The Maud Belt represents a highly deformed and metamorphic orogenic zone consisting of volcanic rocks and sediments . It forms the geosutur between the Grundhogna Kraton on the one hand and the Crohn Kraton with the Shackleton Range on the other. Its development falls in the period of the Rodinia formation from around 1,200 mya, followed by an overprinting during the formation of Gondwana around 530 mya. It stretches from the western to the eastern Dronning-Maud-Land and includes Heimefrontfjella , Kirwanveggen , Sverdrupfjella , Mühlig-Hofmann Mountains , Wohlthatmassiv , Schirmacher-Oase , Sør Rondane as well as Belgica Mountains and Queen Fabiola Mountains (Yamato Mountains), the collectively referred to as the Yamato-Belgica complex .
Individual evidence
- ↑ Data sheet of the Australian Antarctic Data Center , accessed April 5, 2010.

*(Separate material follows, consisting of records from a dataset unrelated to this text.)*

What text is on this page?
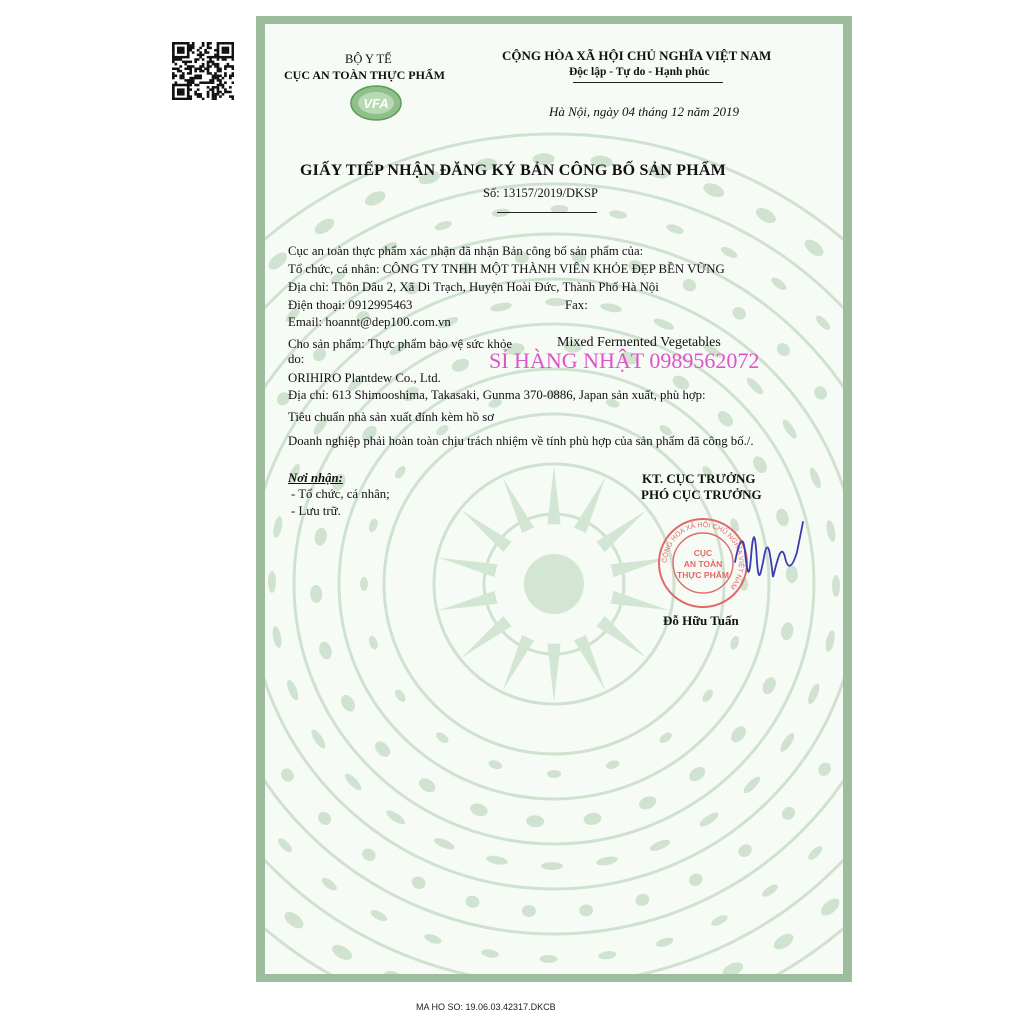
BỘ Y TẾ
CỤC AN TOÀN THỰC PHẨM
VFA
CỘNG HÒA XÃ HỘI CHỦ NGHĨA VIỆT NAM
Độc lập - Tự do - Hạnh phúc
Hà Nội, ngày 04 tháng 12 năm 2019
GIẤY TIẾP NHẬN ĐĂNG KÝ BẢN CÔNG BỐ SẢN PHẨM
Số: 13157/2019/DKSP
Cục an toàn thực phẩm xác nhận đã nhận Bản công bố sản phẩm của:
Tổ chức, cá nhân: CÔNG TY TNHH MỘT THÀNH VIÊN KHỎE ĐẸP BỀN VỮNG
Địa chỉ: Thôn Dâu 2, Xã Di Trạch, Huyện Hoài Đức, Thành Phố Hà Nội
Điện thoại: 0912995463	Fax:
Email: hoannt@dep100.com.vn
Cho sản phẩm: Thực phẩm bảo vệ sức khỏe	Mixed Fermented Vegetables
do:	SỈ HÀNG NHẬT 0989562072
ORIHIRO Plantdew Co., Ltd.
Địa chỉ: 613 Shimooshima, Takasaki, Gunma 370-0886, Japan sản xuất, phù hợp:
Tiêu chuẩn nhà sản xuất đính kèm hồ sơ
Doanh nghiệp phải hoàn toàn chịu trách nhiệm về tính phù hợp của sản phẩm đã công bố./.
Nơi nhận:
- Tổ chức, cá nhân;
- Lưu trữ.
KT. CỤC TRƯỞNG
PHÓ CỤC TRƯỞNG
CỘNG HÒA XÃ HỘI CHỦ NGHĨA VIỆT NAM
CỤC
AN TOÀN
THỰC PHẨM
Đỗ Hữu Tuấn
MA HO SO: 19.06.03.42317.DKCB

- ↑ Alexander V. Golynsky et al .: Geologic Significance of Regional Magnetic Anomalies in Coats Land and Western Dronning Maud Land. In: Journal Polarforschung, Volume 67, Pages 91–99, 2012-09-17. PDF
- ^ HR Marschall, CJ Hawkesworth, CD Storey, B. Dhuime, PT Leat, HP Meyer and ST Buckle: The Annandagstoppane Granite, East Antarctica: evidence for Archaean intracrustal recycling in the Kaapvaal – Grunehogna Craton from zircon O and Hf isotopes. In: Journal of Petrology Volume 51, Issue 11, Pages 2277 - 2301, November 2010. doi: 10.1093 / petrology / egq057 , alternatively alternatively
- ↑ Horst R. Marschall, Chris J. Hawkesworth and Philip T. Leat: Mesoproterozoic subduction under the eastern edge of the Kalahari-Grunehogna Craton preceding Rodinia assembly: The Ritscherflya detrital zircon record, Ahlmannryggen (Dronning Maud Land, Antarctica). In: PrecambrianResearch, 236 (2013) 31-45. doi: 10.1016 / j.precamres.2013.07.006 , alternatively
- ↑ AB Moyes, JR Krynauw and JM Barton: The age of the Ritscherflya supergroup and Borgmassivet intrusion, Dronning Maud Land, Antarctica. In: PrecambrianResearch, 236 (2013) 31-45. doi: 10.1017 / S0954102095000125 , alternatively
- ↑ L. Tack, MTD Wingate, B. De Waele, J. Meert and others: The Mesoproterozoic Karagwe-Ankole Belt (formerly the NE Kibara Belt): The result of prolonged extensional intracratonic basin development punctuated by two short-lived far-field compressional events In: Precambrian Research 180 (1): 63-84 • June 2010 DOI: 10.1016 / j.precamres.2010.02.022 , alternatively [1]
- ^ BM Eglington: Evolution of the Namaqua-Natal Belt, southern Africa - A geochronological and isotope geochemical review. In: Journal of African Earth Sciences 46 (2006) 93-111. doi: 10.1016 / j.jafrearsci.2006.01.014 , PDF
- ↑ Michiel O.de Kock, Richard Ernst, Ulf Söderlund, Fred Jourdan, Axel Hofmann and others: Dykes of the 1.11 Ga Umkondo LIP, Southern Africa: Clues to a complex plumbing system. In: Precambrian Research, Volume 249, August 2014, Pages 129-143. doi: 10.1016 / j.precamres.2014.05.006 , alternatively
- ↑ X. Huang and W. Jokat: sedimentation and potential venting on the rifted continental margin of Dronning Maud Land. In: Marine Geophysical Researches, 37 (4), pp. 313-324. doi: 10.1007 / s11001-016-9296-x , alternatively
- ↑ Andreas Läufer, Joachim Jacobs, Marlina Elburg, Antonia Ruppel, Ilka Kleinhanns and others: Connecting Geology and Geomorphysics: The geodynamic Evolution of Dronning Maud Land from Rodinia to Gondwana. In: International Congress on Polar Research, 6-11 September 2015, Munich, Germany, German Society for Polar Research eV PDF
- ↑ Antarctica - Kalahari reconstruction at 180 Ma– new paleomagnetic data (English; PDF; 75 kB), accessed on March 30, 2010
literature
- JM Barton, R. Klemd, HL Allsopp, SA Auret, YE Copperwaite: The geology and geochronology of the Annandagstoppane granite, western Dronning Maud Land . In: Contributions Mineralogy Petrology . tape 47 , 1987, pp. 488-496 .
- M. Halpern: Rubidium-Strontium date of possibly three billion years for a granite rock from Antarctica . In: Science . 169, 1970, pp. 977-978.